TJ de Créteil : « La cocaïne incorporée, c’est difficile à nier »
Deux jeunes femmes ont avalé respectivement 1 et 1,4 kilogrammes de cocaïne au Brésil pour l’importer en France. Elles étaient parvenues à sortir de l’aéroport sans encombre, avant d’être interpellées à Rungis. En répression, la procureure reconnaît que les deux prévenues sont elles-mêmes des victimes du trafic mais requiert un an de prison ferme.
« Les faits sont simples mais sortent un peu de l’ordinaire », commence le président de la 13e chambre correctionnelle du tribunal judiciaire de Créteil. Comme la juridiction en voit souvent, il s’agit d’importation de cocaïne sur le territoire français. Ici, depuis le Brésil.
Ce qui sort de l’ordinaire, c’est la façon dont les deux jeunes femmes ont été interpellées : c’est si bête que cela ressemble à un acte manqué. Elles étaient sorties de l’aéroport de Roissy sans encombre et sont arrivées jusqu’à Rungis, dans un hôtel. Peut-être se sont-elles senties sorties d’affaires et ont cessé de faire attention. Quoi qu’il en soit, c’est là qu’elles ont provoqué leur arrestation : au lieu de récupérer leurs bagages et de quitter la chambre qu’elles occupaient au moment voulu, elles sont allées manger dans un fast-food à l’heure du check-out. Pour libérer et préparer la chambre, le personnel de l’hôtel a alors lui-même ramassé leurs affaires… et découvert des ovules contenant chacun entre 10 et 12 grammes de cocaïne avant d’appeler la police.
Au moment où elles sont arrêtées, Madame G. et Madame S. n’ont pas encore évacué la totalité de la cocaïne ingérée et le processus est si difficile qu’une opération est envisagée. Elle ne sera finalement pas nécessaire. Au total, l’une évacuera 1,4 kg, l’autre 1 kg. Le juge demande aux prévenues d’identifier qui a ingéré puis évacué combien. « Merci pour ces précisions », répond-il dans un sourire.

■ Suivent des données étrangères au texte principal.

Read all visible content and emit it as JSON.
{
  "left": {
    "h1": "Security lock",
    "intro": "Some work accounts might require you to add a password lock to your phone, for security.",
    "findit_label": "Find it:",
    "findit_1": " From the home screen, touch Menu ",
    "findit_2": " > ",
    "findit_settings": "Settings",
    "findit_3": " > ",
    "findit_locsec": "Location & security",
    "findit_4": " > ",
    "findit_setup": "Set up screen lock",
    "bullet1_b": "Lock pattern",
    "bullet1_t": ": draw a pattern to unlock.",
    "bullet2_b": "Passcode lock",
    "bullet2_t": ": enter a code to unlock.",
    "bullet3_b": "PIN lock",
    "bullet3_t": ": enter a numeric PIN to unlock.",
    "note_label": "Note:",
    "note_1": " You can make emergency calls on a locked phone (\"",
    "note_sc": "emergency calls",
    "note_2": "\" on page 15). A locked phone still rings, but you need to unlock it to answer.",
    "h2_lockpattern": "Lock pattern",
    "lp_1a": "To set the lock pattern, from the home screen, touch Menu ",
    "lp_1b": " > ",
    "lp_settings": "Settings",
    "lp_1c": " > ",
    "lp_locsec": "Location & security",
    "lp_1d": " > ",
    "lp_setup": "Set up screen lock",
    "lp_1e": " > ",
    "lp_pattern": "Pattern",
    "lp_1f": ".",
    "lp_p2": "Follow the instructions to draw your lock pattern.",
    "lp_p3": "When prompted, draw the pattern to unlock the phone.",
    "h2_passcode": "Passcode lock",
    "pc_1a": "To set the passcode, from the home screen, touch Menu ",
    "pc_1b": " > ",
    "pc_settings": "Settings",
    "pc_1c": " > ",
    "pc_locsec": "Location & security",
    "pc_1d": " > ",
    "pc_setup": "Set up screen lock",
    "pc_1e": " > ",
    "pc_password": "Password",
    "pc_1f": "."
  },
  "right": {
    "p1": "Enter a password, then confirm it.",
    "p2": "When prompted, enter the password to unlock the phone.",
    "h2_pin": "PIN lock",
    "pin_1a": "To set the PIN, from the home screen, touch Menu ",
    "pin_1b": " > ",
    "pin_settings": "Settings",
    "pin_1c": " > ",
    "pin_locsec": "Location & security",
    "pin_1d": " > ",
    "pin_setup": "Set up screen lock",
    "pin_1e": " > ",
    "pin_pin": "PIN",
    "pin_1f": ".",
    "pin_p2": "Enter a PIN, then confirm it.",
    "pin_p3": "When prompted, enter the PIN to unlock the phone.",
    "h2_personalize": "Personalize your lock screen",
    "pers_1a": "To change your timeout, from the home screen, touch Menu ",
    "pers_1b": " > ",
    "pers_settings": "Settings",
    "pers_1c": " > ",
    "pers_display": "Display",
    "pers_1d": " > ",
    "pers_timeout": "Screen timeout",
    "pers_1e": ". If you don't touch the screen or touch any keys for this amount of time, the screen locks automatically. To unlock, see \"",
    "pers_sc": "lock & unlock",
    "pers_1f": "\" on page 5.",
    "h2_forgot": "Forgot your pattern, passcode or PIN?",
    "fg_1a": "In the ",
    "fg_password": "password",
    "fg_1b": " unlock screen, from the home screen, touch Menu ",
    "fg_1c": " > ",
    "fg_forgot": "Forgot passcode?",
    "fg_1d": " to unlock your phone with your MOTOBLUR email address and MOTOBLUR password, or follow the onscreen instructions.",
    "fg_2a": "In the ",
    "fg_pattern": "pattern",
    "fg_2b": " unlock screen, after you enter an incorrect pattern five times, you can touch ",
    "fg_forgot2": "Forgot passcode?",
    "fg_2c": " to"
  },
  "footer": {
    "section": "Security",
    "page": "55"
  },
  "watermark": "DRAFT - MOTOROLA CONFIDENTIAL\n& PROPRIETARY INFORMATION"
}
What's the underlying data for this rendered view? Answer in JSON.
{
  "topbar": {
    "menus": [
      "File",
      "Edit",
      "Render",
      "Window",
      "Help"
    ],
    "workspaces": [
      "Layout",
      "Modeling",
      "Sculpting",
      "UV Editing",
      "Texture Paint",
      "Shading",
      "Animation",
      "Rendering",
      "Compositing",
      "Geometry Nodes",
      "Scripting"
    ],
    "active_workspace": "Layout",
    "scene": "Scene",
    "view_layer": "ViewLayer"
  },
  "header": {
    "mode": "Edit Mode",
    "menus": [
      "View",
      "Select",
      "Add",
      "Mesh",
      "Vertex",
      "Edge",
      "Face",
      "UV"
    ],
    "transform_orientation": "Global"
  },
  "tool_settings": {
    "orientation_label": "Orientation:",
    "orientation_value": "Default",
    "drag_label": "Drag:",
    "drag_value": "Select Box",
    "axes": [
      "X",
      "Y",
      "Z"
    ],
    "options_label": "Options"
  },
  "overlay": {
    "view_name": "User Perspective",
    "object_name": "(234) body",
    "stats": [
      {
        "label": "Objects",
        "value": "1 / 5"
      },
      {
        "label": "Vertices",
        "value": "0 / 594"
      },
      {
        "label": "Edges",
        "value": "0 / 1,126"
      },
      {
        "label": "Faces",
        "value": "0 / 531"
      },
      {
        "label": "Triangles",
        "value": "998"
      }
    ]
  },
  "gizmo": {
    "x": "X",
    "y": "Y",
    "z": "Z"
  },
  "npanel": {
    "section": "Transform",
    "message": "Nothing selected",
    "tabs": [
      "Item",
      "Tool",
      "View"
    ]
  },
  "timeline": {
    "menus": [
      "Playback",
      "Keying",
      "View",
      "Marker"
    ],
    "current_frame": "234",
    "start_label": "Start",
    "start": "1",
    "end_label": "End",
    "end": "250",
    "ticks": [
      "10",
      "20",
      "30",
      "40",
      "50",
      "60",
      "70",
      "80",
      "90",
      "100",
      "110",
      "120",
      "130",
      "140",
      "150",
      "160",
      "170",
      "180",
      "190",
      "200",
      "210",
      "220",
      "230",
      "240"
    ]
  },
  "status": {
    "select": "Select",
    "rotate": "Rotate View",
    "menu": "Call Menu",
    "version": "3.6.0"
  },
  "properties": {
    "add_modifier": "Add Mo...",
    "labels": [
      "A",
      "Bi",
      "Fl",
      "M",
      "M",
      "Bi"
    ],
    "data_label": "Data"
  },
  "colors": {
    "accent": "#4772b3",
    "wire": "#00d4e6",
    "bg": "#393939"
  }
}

Surtout, toutes les deux expliquent ne pas se connaître avant l’importation et expliquent avoir accepté par besoin d’argent : 10 000 réaux brésiliens, soit 1 600 euros environ. C’était leur premier voyage en Europe et même le premier en dehors du Brésil. Elles n’ont jamais eu affaire à la police. L’une est cuisinière à son compte, l’autre ne travaille pas actuellement.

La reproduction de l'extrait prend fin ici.